On January 29, 1993, while still incarcerated at the Danville Correctional Center in Illinois, Leon Snipes filed a pro se complaint pursuant to 42 U.S.C. § 1983 alleging that prison warden George DeTella, prison doctor Marvin Ehrhardt, Rayland Jackson, chief engineer at Danville, and John L. Russian, the prison plumber, had violated his Eighth Amendment rights and committed medical malpractice. Snipes’ factual allegations, in their (unedited) entirety, were as follows:

On October 9, 1992, I had ripped my big toe nail, on my left foot, partially off, on the sharp metal latch for the drawers that is attached to the bed. My foot was bleeding bad and I was in a lot of pain. I immediately reported this to the wing officers, Officer Snokes and Officer Rosdial and then to Lt. Guy, and I was admitted to the Health Care Unit.
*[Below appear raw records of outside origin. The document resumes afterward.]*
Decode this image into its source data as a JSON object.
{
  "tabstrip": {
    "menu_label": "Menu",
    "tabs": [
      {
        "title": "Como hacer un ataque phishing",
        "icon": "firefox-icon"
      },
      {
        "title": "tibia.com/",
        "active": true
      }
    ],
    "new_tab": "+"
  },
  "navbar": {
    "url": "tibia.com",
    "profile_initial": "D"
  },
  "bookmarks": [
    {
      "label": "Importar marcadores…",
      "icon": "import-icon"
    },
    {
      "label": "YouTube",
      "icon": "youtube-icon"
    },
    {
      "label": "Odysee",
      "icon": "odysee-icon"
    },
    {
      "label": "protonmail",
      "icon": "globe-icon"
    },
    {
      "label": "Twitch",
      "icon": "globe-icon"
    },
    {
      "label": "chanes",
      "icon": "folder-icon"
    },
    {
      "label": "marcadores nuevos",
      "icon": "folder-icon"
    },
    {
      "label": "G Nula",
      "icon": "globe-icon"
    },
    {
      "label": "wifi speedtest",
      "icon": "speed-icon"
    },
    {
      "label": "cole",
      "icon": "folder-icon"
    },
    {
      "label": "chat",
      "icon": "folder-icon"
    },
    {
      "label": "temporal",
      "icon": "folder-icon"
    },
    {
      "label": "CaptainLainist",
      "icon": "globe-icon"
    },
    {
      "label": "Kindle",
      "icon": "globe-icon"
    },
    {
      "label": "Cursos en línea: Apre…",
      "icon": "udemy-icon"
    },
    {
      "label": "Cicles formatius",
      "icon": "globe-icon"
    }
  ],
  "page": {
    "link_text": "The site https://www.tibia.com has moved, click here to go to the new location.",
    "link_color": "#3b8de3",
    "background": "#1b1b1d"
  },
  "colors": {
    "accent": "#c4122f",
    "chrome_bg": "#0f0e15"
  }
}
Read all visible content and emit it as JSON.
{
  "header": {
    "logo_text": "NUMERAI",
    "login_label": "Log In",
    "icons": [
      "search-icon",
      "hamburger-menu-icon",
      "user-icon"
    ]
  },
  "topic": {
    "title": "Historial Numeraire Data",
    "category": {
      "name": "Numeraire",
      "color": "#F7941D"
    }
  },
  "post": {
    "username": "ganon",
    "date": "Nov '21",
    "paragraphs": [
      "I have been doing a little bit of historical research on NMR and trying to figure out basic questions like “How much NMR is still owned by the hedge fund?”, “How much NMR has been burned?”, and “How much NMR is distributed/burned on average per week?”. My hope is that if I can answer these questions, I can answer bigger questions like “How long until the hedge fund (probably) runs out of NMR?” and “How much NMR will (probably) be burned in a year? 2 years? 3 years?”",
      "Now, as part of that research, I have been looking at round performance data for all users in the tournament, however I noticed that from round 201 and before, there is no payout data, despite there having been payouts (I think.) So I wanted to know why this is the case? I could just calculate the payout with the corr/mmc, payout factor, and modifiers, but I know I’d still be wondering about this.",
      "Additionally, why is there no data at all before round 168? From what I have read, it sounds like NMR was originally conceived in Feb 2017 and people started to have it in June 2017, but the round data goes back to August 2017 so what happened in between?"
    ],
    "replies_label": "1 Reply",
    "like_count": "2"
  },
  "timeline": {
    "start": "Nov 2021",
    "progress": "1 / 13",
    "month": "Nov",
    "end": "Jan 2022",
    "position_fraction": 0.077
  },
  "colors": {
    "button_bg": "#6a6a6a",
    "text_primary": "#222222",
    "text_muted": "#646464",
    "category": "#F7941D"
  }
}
I saw the nurse and she then cleaned the wound then I saw the doctor. Doctor Ehrhardt. He decided he wouldn’t take the nail completely off at that time. He took a gauze and tape to wrap the wound. (This was on Friday and I was to see him again on Monday October 12, 1992.) He also gave me additional gauzes for the weekend and pain pills (Fenoprofen 600 mg.) and a institutional lay-in for four days, but no ointment or tape to wrap the wound. I had suffered with my foot all weekend long. On Monday October 12, 1992, I again saw Doctor Ehrhardt, he examined my toe and said he would take the nail completely off. He was in the process of doing so when I asked him if he could give me something to deaden the area first. He said “no,” and because of the pain I had already suffered, I had asked him again, and again, after that time the doctor said “Forget it I know what I’m doing go back to your unit.” Consequently, from that date to this date, October 30,1992,1 have not had any medical attention given to me concerning my foot, leaving my foot vulnerable to any infection, especially in the Receiving unit showers where the drain ring is protrude [589]*589one inch above the shower’s floor, leaving filthy water standing after each shower. I had filed a institutional grievance on or about October 30, 1992, and to this date November 20, 1992, I have not had any response to the grievance or any medical treatment for my foot. I also spoke with Warden DeTella in hope to have something done consequently I still haven’t had medical treatment concerning the aforestated. The cause of action is deliberated indifference and medical malpractice.

For this Snipes requested $600,000 in damages and an investigation into defendants’ conduct.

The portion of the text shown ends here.